4. Set up a ‘Gym-Buddy’ scheme. Many Health Trusts and GP practices have referral schemes for free gym memberships available to those with mental illness. A gym-buddy scheme partners church members who are already using local leisure centre facilities with those who have mental (or physical) health problems and need support with getting active. It often benefits both partners and may be the beginning of lasting, spiritually-enriching, friendships.

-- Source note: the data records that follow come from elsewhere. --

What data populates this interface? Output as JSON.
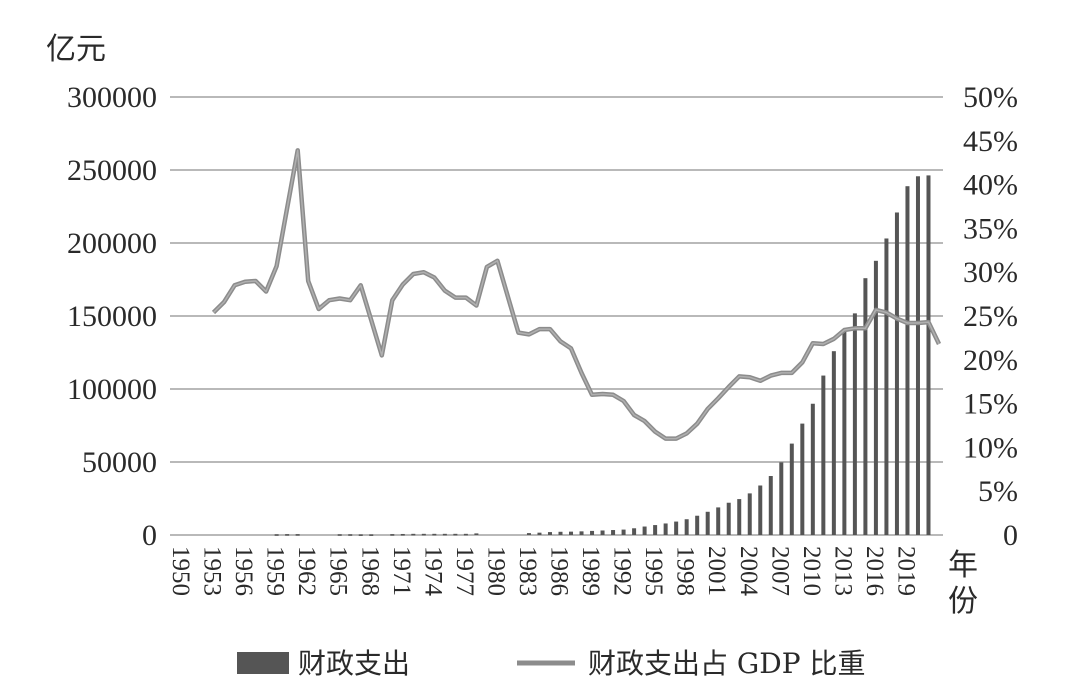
{
  "chart_data": {
    "type": "bar+line",
    "y_left_unit": "亿元",
    "x_unit": "年份",
    "y_left_ticks": [
      "300000",
      "250000",
      "200000",
      "150000",
      "100000",
      "50000",
      "0"
    ],
    "y_right_ticks": [
      "50%",
      "45%",
      "40%",
      "35%",
      "30%",
      "25%",
      "20%",
      "15%",
      "10%",
      "5%",
      "0"
    ],
    "x_tick_labels": [
      "1950",
      "1953",
      "1956",
      "1959",
      "1962",
      "1965",
      "1968",
      "1971",
      "1974",
      "1977",
      "1980",
      "1983",
      "1986",
      "1989",
      "1992",
      "1995",
      "1998",
      "2001",
      "2004",
      "2007",
      "2010",
      "2013",
      "2016",
      "2019"
    ],
    "ylim_left": [
      0,
      300000
    ],
    "ylim_right": [
      0,
      50
    ],
    "grid": true,
    "legend_position": "bottom",
    "series": [
      {
        "name": "财政支出",
        "kind": "bar",
        "axis": "left",
        "color": "#555555",
        "x": [
          1959,
          1960,
          1961,
          1965,
          1966,
          1967,
          1968,
          1970,
          1971,
          1972,
          1973,
          1974,
          1975,
          1976,
          1977,
          1978,
          1983,
          1984,
          1985,
          1986,
          1987,
          1988,
          1989,
          1990,
          1991,
          1992,
          1993,
          1994,
          1995,
          1996,
          1997,
          1998,
          1999,
          2000,
          2001,
          2002,
          2003,
          2004,
          2005,
          2006,
          2007,
          2008,
          2009,
          2010,
          2011,
          2012,
          2013,
          2014,
          2015,
          2016,
          2017,
          2018,
          2019,
          2020,
          2021
        ],
        "values": [
          500,
          600,
          600,
          500,
          500,
          400,
          400,
          600,
          700,
          800,
          800,
          800,
          800,
          800,
          800,
          1100,
          1300,
          1600,
          2000,
          2200,
          2300,
          2500,
          2800,
          3100,
          3400,
          3700,
          4600,
          5800,
          6800,
          7900,
          9200,
          10800,
          13200,
          15900,
          18900,
          22100,
          24600,
          28500,
          33900,
          40400,
          49800,
          62600,
          76300,
          89900,
          109200,
          125900,
          140200,
          151800,
          175900,
          187800,
          203100,
          220900,
          238900,
          245700,
          246300
        ]
      },
      {
        "name": "财政支出占 GDP 比重",
        "kind": "line",
        "axis": "right",
        "color": "#8c8c8c",
        "x": [
          1953,
          1954,
          1955,
          1956,
          1957,
          1958,
          1959,
          1960,
          1961,
          1962,
          1963,
          1964,
          1965,
          1966,
          1967,
          1968,
          1969,
          1970,
          1971,
          1972,
          1973,
          1974,
          1975,
          1976,
          1977,
          1978,
          1979,
          1980,
          1981,
          1982,
          1983,
          1984,
          1985,
          1986,
          1987,
          1988,
          1989,
          1990,
          1991,
          1992,
          1993,
          1994,
          1995,
          1996,
          1997,
          1998,
          1999,
          2000,
          2001,
          2002,
          2003,
          2004,
          2005,
          2006,
          2007,
          2008,
          2009,
          2010,
          2011,
          2012,
          2013,
          2014,
          2015,
          2016,
          2017,
          2018,
          2019,
          2020,
          2021,
          2022
        ],
        "values": [
          25.4,
          26.6,
          28.5,
          28.9,
          29.0,
          27.8,
          30.7,
          37.3,
          43.9,
          29.0,
          25.8,
          26.8,
          27.0,
          26.8,
          28.5,
          24.5,
          20.5,
          26.8,
          28.6,
          29.8,
          30.0,
          29.4,
          27.9,
          27.1,
          27.1,
          26.2,
          30.6,
          31.3,
          27.2,
          23.1,
          22.9,
          23.5,
          23.5,
          22.1,
          21.3,
          18.5,
          16.0,
          16.1,
          16.0,
          15.3,
          13.7,
          13.0,
          11.8,
          11.0,
          11.0,
          11.6,
          12.7,
          14.4,
          15.6,
          16.9,
          18.1,
          18.0,
          17.6,
          18.2,
          18.5,
          18.5,
          19.7,
          21.9,
          21.8,
          22.4,
          23.4,
          23.6,
          23.6,
          25.7,
          25.4,
          24.7,
          24.2,
          24.2,
          24.3,
          21.8
        ]
      }
    ]
  }
}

5. Get creative! Church group having a social outing? Switch out the cinema for a climbing wall or similar - even crazy golf will get people moving! Make use of facilities local to you. Ice-skating, cold-water swimming, orienteering… There are many possibilities, and these activities are great for group bonding. Just be mindful of costs - take advantage of group rates and consider having a discreet way for those with more means to support those who have less.

Christians believe that our bodies are temples of the Holy Spirit (1 Corinthians 6:19) and so we should look after them - and any plan for healthy living must include exercise. We were clearly created to move: fail to use a muscle and it will atrophy

Getting people moving has benefits in terms of modifying the risks of physical illness, but the endorphins produced also enhance mental wellbeing, while improved fitness and body image boost confidence. When churches support people with exercise, they can potentially help them to improve their physical and mental health - and even increase their life expectancy - as well as promoting belonging and spiritual wellbeing.

There are not many interventions so simple yet proven to be so effective! So why not try one of these strategies in your church today?